🤖 AI Summary
This work exposes the severe threat posed by replay attacks—where synthetic speech is played through loudspeakers and re-recorded via microphones—to deepfake audio detection. Such physical-layer attacks significantly degrade detector performance, causing false acceptance of forged speech as genuine. To address this gap, the authors introduce ReplayDF, the first systematic, cross-lingual, multi-device, and multi-TTS benchmark dataset for replay attacks, constructed from M-AILABS and MLAAD and incorporating realistic acoustic channel distortions. Evaluation across six state-of-the-art detectors—including W2V2-AASIST—reveals that replay attacks increase W2V2-AASIST’s equal error rate (EER) from 4.7% to 18.2%. Even after adaptive retraining with room impulse responses (RIRs), EER remains as high as 11.0%, demonstrating the fundamental vulnerability of current methods in real-world settings.
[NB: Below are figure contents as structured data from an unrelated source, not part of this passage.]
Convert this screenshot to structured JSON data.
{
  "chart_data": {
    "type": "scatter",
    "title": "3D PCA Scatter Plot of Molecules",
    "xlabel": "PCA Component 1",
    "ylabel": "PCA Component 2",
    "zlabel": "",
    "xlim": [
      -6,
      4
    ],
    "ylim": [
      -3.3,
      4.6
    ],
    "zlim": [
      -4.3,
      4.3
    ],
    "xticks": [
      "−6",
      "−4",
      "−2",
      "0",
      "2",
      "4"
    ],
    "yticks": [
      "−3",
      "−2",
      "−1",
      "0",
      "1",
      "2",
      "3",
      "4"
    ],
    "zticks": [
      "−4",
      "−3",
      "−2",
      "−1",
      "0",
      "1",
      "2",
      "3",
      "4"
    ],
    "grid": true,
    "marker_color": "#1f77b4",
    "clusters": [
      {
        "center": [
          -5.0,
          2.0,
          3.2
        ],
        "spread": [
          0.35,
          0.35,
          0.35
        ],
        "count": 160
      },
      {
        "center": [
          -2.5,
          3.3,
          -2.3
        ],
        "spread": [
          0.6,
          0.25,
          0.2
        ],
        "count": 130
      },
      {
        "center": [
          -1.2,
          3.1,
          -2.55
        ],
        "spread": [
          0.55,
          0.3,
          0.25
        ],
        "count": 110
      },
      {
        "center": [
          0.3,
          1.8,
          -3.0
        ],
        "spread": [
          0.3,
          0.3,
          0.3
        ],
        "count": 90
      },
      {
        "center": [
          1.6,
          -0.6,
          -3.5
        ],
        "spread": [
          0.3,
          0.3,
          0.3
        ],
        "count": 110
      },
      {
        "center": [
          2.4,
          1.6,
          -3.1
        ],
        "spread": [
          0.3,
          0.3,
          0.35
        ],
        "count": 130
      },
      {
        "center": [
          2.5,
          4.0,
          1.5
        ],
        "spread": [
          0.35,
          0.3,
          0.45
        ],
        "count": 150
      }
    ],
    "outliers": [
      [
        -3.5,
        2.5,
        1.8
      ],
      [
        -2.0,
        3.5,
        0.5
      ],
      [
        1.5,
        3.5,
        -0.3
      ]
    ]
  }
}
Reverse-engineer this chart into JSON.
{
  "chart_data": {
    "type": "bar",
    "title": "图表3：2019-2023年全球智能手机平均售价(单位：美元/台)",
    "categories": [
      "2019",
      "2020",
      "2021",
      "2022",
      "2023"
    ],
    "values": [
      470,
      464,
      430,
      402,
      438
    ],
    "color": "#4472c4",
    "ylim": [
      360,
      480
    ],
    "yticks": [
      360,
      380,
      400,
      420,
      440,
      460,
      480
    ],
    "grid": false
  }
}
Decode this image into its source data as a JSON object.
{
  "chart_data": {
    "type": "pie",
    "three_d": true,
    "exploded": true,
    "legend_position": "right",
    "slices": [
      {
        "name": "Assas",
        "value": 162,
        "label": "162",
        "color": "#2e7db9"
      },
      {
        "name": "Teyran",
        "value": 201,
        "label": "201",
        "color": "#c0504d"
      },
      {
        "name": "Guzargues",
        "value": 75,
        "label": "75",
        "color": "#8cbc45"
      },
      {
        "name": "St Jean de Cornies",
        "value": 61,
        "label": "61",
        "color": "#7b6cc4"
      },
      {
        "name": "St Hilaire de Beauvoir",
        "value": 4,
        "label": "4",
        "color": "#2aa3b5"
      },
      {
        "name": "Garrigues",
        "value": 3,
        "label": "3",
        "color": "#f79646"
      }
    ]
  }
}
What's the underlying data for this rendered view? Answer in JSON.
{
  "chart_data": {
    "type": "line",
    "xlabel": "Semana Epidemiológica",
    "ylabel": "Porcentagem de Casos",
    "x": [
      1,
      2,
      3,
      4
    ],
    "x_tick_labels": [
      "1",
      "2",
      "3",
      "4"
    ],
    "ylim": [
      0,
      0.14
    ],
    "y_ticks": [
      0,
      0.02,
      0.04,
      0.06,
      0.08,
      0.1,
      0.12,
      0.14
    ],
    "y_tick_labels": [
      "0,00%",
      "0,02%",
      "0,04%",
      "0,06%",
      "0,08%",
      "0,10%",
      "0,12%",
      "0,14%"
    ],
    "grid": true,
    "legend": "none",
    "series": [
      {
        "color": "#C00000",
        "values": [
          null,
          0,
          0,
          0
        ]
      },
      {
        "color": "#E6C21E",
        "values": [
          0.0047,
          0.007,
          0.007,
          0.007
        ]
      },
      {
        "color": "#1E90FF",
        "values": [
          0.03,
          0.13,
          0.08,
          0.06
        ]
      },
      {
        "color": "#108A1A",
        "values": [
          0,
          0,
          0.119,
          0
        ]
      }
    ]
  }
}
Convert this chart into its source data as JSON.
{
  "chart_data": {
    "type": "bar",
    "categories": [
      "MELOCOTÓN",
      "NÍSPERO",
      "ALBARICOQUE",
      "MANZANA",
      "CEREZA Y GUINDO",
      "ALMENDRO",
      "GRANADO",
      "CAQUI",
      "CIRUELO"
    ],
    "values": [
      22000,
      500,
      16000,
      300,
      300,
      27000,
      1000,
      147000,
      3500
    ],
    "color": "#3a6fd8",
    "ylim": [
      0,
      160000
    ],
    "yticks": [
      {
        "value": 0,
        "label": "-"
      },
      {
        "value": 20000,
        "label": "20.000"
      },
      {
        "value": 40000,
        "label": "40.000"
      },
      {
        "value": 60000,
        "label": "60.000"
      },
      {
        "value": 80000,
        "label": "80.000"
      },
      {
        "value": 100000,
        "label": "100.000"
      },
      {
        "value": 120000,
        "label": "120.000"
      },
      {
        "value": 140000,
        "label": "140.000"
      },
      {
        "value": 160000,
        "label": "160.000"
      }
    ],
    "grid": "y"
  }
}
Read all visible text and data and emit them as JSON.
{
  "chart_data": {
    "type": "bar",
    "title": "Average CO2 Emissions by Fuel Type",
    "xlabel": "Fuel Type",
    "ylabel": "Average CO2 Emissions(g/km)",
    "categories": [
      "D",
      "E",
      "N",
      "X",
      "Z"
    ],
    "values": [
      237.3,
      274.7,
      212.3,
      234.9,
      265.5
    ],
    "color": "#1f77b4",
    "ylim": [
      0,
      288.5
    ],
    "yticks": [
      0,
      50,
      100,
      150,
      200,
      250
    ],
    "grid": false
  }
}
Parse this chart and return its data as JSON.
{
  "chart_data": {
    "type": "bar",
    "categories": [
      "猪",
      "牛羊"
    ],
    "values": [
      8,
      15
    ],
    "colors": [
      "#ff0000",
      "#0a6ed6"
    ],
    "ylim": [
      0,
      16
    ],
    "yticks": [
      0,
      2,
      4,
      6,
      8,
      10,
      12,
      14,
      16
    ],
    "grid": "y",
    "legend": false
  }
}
This work establishes a critical benchmark and provides empirical evidence to advance robust audio deepfake detection.
📝 Abstract
We show how replay attacks undermine audio deepfake detection: By playing and re-recording deepfake audio through various speakers and microphones, we make spoofed samples appear authentic to the detection model. To study this phenomenon in more detail, we introduce ReplayDF, a dataset of recordings derived from M-AILABS and MLAAD, featuring 109 speaker-microphone combinations across six languages and four TTS models. It includes diverse acoustic conditions, some highly challenging for detection. Our analysis of six open-source detection models across five datasets reveals significant vulnerability, with the top-performing W2V2-AASIST model's Equal Error Rate (EER) surging from 4.7% to 18.2%. Even with adaptive Room Impulse Response (RIR) retraining, performance remains compromised with an 11.0% EER. We release ReplayDF for non-commercial research use.